Why a Microsoft Branded PC Would Be a Good Thing

Microsoft, though best known for the Windows operating system, is no stranger to the world of hardware. Their line of peripherals are top sellers and generally well received by users, the Xbox is on top of the HD game console market, and other various hardware projects have done generally well. They have not, however, entered in to the market as a PC OEM. Here are a few reasons why I believe a Microsoft branded PC would be a good thing:

When you consider the various points made in the ongoing Apple vs. PC debate, one of the biggest arguments against Microsoft’s platform is the broad range of hardware and occasional incompatibilities associated with the incredibly wide range of drivers and standards that go in to building hardware for the Windows platform. Because Microsoft can’t possibly account for every variable manufacturers present, a single update can have a very negative impact on the end user until the OEM can revise their drivers. It’s easy to blame Microsoft for this, but this issue is often a two-way failure.

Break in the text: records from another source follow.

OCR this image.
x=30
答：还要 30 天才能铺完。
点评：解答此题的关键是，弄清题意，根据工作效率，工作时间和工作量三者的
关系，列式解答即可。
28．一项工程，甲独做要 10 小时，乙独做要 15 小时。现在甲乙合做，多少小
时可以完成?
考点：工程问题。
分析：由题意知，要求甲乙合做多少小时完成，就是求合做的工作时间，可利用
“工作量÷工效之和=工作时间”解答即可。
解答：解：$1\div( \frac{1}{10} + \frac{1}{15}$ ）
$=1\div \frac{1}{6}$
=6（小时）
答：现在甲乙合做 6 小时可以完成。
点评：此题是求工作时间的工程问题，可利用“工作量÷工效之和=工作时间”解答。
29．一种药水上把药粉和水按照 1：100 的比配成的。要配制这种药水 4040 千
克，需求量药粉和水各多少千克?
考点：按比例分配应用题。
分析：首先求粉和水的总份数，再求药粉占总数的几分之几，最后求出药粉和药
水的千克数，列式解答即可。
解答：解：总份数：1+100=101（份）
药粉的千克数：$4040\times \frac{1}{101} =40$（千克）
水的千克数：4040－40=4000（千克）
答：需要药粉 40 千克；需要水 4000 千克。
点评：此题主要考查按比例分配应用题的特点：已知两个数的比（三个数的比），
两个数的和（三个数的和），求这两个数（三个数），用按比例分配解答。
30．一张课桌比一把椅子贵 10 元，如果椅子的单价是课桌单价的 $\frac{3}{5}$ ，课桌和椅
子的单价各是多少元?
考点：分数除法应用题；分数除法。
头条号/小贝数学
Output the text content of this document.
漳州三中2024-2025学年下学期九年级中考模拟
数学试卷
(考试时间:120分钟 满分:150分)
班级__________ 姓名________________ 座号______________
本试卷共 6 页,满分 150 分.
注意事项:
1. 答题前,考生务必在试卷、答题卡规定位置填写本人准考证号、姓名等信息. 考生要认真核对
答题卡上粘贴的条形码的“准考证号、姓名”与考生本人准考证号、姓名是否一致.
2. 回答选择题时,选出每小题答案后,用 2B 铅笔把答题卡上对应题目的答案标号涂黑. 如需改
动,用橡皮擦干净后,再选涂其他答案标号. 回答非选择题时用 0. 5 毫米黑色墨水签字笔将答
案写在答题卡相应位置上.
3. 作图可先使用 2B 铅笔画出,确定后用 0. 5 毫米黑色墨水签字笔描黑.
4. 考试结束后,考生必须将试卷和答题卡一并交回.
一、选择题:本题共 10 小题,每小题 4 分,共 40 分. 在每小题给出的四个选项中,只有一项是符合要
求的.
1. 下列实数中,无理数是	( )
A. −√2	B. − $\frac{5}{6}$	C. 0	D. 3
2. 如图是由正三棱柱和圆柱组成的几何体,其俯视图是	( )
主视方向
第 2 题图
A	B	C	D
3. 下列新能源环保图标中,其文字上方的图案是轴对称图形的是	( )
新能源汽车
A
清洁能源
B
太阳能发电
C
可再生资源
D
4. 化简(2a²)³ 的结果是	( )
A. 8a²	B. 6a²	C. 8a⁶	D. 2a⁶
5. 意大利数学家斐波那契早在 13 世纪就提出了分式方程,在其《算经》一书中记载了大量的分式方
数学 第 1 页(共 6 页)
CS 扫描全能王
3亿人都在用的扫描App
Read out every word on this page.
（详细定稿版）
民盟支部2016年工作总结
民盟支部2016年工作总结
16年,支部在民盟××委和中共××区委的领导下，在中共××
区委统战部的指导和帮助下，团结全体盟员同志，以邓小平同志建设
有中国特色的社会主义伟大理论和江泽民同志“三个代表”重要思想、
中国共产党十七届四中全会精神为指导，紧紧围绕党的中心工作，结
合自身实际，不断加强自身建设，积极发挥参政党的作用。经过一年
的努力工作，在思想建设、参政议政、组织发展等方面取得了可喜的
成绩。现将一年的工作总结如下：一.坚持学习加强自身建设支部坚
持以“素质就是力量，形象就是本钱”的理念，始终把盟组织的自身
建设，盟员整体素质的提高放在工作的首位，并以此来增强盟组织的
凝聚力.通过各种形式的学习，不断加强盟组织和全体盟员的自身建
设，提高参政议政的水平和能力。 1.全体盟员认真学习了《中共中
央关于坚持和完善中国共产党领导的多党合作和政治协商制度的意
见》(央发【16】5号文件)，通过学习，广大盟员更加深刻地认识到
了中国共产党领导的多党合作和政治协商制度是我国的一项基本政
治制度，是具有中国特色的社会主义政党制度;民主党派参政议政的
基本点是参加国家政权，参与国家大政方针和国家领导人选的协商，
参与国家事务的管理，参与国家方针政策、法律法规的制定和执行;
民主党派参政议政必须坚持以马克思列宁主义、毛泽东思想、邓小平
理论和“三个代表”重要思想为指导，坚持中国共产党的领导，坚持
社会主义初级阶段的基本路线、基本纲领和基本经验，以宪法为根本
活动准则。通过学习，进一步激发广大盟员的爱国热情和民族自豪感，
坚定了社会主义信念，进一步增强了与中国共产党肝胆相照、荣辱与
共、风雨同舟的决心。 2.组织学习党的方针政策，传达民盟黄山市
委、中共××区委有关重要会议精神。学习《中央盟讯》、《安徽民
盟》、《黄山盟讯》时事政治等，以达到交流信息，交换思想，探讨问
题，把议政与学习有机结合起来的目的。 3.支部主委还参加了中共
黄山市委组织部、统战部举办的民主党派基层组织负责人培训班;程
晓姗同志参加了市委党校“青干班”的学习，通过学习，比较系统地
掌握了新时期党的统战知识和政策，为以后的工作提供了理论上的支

If Microsoft knows exactly what they have to work with in terms of specifications and power, they can build an OS around this. In the case of Apple, their operating system (OS X) is optimized for a predictable set of hardware giving them the ability to script how the software interacts with the physical machine in a more efficient way. This is why a video card with 256 MB of RAM appears to perform better than the equivalent on a Windows machine in many cases. This doesn’t mean that you can’t get better performance with more powerful hardware on a Windows PC.

Data Footprint
Currently, Windows has a reputation for being very large and cumbersome. One major reason for this is a need for backwards compatibility not only for software created for previous versions, but also older hardware. When you consider how many hundreds of brands of products Microsoft currently has to consider when designing their software, it’s amazing the operating system doesn’t take up more space that it currently does. A lot of this was improved with the transition from Windows Vista to Windows 7, which broke much of the ancient and obsolete compatibility in favor of a more streamlined user experience.

There are several very important reasons that Microsoft will likely never actually create their own line of PCs. For one, it would be a slap in the face of their OEMs which rely on Windows to run their hardware. By competing with their biggest customers, they run the risk of losing a major part of their overall income as they look for other options. We saw this with netbooks when they were first coming out. Because Windows Vista was too cumbersome to operate on the underpowered netbooks of the time, manufacturers like HP and Dell looked to lighter and thinner Linux-based operating systems to fulfill their customer’s needs. Though this effort didn’t take off and dominate the market place, it (in addition to backlash from other PC platforms) was enough to push Microsoft to continue to support XP for an extended period of time.